The early turkey catches the worm, right? Well, we bought an extra turkey last year (because we have a spare freezer, and the price per pound and deliciousness per bite were both excellent deals). Actually, we bought two extra turkeys, because that’s normal. One was cooked up months ago, and we decided that now is the perfect time for the second extra turkey.
We used Alton Brown’s “Classic Brined and Roasted Turkey” recipe, which yielded a wonderful turkey last year and a wonderful turkey this year.
Scott did a lot of research before he picked that recipe, and here’s one of the helpful tidbits that he learned. If you’re using a standard frozen turkey, there’s a really good chance that it contains a fair bit of sodium already. They’re basically pre-brined (unless you get a super fancy organic one, in which case you should read the label to see if it’s pre-brined or not). So if you’re using a frozen turkey and a recipe that calls for brining, you should probably skip that part. Look how much time you just saved!

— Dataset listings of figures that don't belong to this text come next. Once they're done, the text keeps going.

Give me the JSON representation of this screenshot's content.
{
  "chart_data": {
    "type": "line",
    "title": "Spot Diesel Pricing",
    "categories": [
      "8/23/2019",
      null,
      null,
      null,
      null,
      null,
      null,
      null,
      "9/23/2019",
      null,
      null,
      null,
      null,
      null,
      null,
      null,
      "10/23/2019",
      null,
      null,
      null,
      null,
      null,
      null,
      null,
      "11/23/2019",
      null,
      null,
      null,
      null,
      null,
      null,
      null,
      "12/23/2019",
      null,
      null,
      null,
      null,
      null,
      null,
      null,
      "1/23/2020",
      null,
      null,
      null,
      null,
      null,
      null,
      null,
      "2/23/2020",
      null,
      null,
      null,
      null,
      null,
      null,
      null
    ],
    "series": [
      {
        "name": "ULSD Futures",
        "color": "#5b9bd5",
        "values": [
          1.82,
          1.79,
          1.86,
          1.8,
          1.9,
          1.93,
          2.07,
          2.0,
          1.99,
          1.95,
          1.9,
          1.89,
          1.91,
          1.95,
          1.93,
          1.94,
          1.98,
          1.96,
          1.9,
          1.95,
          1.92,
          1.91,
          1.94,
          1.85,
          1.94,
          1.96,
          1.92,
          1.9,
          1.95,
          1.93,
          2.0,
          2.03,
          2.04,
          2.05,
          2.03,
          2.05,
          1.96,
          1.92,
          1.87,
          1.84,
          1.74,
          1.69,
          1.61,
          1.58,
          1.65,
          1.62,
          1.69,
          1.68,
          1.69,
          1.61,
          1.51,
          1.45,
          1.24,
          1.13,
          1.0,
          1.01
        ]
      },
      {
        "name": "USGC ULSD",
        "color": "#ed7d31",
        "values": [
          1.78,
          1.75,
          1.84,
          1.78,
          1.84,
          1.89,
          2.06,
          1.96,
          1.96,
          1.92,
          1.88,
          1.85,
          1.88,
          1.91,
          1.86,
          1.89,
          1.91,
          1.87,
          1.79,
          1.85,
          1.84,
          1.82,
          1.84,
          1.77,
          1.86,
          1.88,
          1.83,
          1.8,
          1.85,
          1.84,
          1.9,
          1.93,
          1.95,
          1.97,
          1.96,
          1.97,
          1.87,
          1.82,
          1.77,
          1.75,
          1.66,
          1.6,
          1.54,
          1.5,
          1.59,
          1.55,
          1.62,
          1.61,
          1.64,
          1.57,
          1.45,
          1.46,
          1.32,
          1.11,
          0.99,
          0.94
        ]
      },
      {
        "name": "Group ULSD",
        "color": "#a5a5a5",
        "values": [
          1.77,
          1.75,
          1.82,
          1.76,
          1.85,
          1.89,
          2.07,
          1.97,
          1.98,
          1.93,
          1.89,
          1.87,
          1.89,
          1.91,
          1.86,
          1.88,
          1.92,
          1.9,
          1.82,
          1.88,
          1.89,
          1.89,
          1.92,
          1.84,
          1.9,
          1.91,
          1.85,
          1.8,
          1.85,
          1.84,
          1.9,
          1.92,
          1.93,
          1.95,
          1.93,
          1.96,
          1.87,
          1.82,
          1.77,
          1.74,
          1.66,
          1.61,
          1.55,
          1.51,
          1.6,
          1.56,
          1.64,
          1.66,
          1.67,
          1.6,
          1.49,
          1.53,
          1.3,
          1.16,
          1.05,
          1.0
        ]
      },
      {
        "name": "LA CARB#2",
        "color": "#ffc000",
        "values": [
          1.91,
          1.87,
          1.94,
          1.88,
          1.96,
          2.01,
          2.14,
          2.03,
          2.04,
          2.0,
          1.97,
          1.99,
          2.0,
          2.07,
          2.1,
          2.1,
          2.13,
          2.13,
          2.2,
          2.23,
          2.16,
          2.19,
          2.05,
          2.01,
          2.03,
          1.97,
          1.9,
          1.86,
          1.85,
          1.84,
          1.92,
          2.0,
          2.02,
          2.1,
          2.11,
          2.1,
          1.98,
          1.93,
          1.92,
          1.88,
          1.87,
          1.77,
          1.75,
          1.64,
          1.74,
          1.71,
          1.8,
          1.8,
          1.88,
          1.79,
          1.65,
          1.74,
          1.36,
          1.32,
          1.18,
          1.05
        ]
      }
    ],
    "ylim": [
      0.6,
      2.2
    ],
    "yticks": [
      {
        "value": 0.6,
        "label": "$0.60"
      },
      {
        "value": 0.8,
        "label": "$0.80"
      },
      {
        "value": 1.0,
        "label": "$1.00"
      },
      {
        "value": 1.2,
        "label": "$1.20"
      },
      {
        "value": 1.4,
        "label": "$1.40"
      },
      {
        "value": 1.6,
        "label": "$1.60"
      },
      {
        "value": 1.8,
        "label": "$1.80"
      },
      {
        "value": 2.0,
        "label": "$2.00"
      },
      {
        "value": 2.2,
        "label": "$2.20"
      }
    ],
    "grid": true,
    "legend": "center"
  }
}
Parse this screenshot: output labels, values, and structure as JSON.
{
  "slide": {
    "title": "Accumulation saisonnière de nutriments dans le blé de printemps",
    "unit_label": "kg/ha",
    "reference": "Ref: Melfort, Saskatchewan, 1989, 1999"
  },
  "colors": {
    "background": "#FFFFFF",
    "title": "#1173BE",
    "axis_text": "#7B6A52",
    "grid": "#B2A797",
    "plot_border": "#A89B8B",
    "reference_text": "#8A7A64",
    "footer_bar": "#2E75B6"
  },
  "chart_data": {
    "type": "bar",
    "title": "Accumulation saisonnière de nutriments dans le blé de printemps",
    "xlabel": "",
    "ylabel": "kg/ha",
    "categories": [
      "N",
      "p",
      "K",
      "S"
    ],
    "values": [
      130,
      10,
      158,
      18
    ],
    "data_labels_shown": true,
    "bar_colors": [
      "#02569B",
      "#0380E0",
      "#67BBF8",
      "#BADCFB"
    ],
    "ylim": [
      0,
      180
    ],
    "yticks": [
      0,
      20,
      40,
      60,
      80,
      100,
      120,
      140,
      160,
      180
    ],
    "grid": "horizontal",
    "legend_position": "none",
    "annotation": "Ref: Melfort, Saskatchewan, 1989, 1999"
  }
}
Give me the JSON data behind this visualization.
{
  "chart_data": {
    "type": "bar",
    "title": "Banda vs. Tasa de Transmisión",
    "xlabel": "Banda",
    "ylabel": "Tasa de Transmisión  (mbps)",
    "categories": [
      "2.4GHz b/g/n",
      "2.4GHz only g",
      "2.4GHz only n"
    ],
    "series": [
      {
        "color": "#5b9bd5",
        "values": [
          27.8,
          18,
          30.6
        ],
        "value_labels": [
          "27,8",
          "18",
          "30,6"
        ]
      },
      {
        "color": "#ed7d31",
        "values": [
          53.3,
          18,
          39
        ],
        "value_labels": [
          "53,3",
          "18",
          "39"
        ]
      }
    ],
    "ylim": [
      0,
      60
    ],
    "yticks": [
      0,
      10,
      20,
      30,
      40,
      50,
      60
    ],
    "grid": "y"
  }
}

I already told you that this makes a good turkey. Unfortunately, I didn’t get a picture of our good turkey. But trust me, it had perfectly golden brown skin and nice carrots and onions peeking out around the edges. It looked very much like the turkey above, minus Alton Brown’s face in the background.
And now? Well now we have leftover turkey to feed a crowd. Or us for a week. There will be pot pie and fried rice and lots of happy leftovers coming our way (and yours) soon. And that is why you should cook your turkey on November 3, not November 27.